Le mélange du politique et du religieux dans l’islam originaire est un fait, mais il ne suffit pas à expliquer pourquoi ce thème a perduré pendant des siècles et posé des problèmes dans les deux domaines, surtout dans les sociétés musulmanes, mais aussi ailleurs, dans toute société où une minorité substantielle de musulmans vit.
Cette perpétuation a des raisons qui vont bien au-delà de l’exemple du Prophète. Au fond, la conduite de celui-ci peut tout autant être considérée comme un modèle à imiter qu’une exception réservée à un personnage exceptionnel.
La difficulté provient de la prise de forme d’une autorité qui a manqué son principe de raffermissement. Ceci a ouvert la voie à une double pression pour le maintien du mélange où les deux côtés pensaient trouver leur compte.
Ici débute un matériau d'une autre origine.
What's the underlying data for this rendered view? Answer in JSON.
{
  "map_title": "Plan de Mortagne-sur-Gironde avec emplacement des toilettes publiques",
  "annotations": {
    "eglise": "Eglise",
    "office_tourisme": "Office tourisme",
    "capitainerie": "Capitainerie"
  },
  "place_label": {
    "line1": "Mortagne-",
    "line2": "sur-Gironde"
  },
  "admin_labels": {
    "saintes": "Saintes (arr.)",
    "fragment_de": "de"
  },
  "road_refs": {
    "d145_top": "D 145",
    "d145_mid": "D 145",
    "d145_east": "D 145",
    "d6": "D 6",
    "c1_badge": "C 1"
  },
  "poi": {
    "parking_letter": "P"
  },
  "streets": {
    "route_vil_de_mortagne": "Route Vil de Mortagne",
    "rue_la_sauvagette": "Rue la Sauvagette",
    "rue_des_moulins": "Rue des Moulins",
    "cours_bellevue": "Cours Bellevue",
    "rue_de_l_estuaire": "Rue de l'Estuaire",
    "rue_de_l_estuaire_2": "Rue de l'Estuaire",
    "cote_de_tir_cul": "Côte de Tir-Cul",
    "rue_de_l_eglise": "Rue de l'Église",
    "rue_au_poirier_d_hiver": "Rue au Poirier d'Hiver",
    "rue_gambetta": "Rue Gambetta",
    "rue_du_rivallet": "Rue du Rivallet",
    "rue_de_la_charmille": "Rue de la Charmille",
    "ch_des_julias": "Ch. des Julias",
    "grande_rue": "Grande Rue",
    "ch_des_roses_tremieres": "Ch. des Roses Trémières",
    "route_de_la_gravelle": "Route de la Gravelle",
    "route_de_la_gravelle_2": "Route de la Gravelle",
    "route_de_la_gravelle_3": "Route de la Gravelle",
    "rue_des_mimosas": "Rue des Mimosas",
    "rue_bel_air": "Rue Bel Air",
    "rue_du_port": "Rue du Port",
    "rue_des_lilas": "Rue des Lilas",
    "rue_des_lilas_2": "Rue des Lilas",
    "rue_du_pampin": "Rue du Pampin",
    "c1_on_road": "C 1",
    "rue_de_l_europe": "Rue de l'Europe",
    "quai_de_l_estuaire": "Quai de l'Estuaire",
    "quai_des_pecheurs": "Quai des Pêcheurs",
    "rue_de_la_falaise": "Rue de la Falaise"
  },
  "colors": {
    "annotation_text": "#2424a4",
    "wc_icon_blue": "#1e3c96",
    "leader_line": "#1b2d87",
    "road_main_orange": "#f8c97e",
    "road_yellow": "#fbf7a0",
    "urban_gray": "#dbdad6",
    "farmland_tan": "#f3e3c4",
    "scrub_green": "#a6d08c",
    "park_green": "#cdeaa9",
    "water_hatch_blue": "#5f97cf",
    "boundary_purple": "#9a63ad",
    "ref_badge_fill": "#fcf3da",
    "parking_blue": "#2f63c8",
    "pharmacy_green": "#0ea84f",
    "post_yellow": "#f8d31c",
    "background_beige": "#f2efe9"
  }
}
D’un côté l’absence d’une telle autorité unique a permis au pouvoir politique d’entrer en jeu, de profiter de l’aide idéologique apportée par la religion en échange de son intervention dans le sens de l’unification de l’autorité, ou d’un autre côté, d’empêcher cette unification qui serait un contre-pouvoir de taille, limitant sa liberté d’action.
Les religieux ont eu à leur tour tendance à solliciter l’intervention du politique ou à exploiter les créneaux politiques pour établir, tant que faire se peut, et soutenir l’autorité religieuse.
En fin de compte, on peut retourner à notre point de départ. Le problème de l’islam est loin d’être tout simplement théologique et encore moins une difficulté d’interprétation. Il est pleinement théologico-politique. Le regard ne saurait se porter uniquement sur une de ses composantes. La réforme de cette religion ne saurait survenir sans un accompagnement subséquent par le pouvoir politique. Non pas dans le sens d’une exploitation immédiate, mais dans celui d’un profit fondamental et à long terme qui proviendrait d’une unité indépendante de l’autorité religieuse.
Une séparation qui viserait à garantir l’indépendance de l’autorité religieuse et qui ne pourrait être initiée que par un pouvoir politique désintéressé de l’exploitation de la religion à des fins politiques, semble la bonne solution. La séparation est la voie qui rend possible une réforme digne de ce nom. La réforme sans séparation pourrait attirer des amateurs, mais elle ne mènerait nulle part. Les religieux peuvent abhorrer l’idée de la laïcité, mais leur salut y réside, qu’ils en soient conscients ou pas.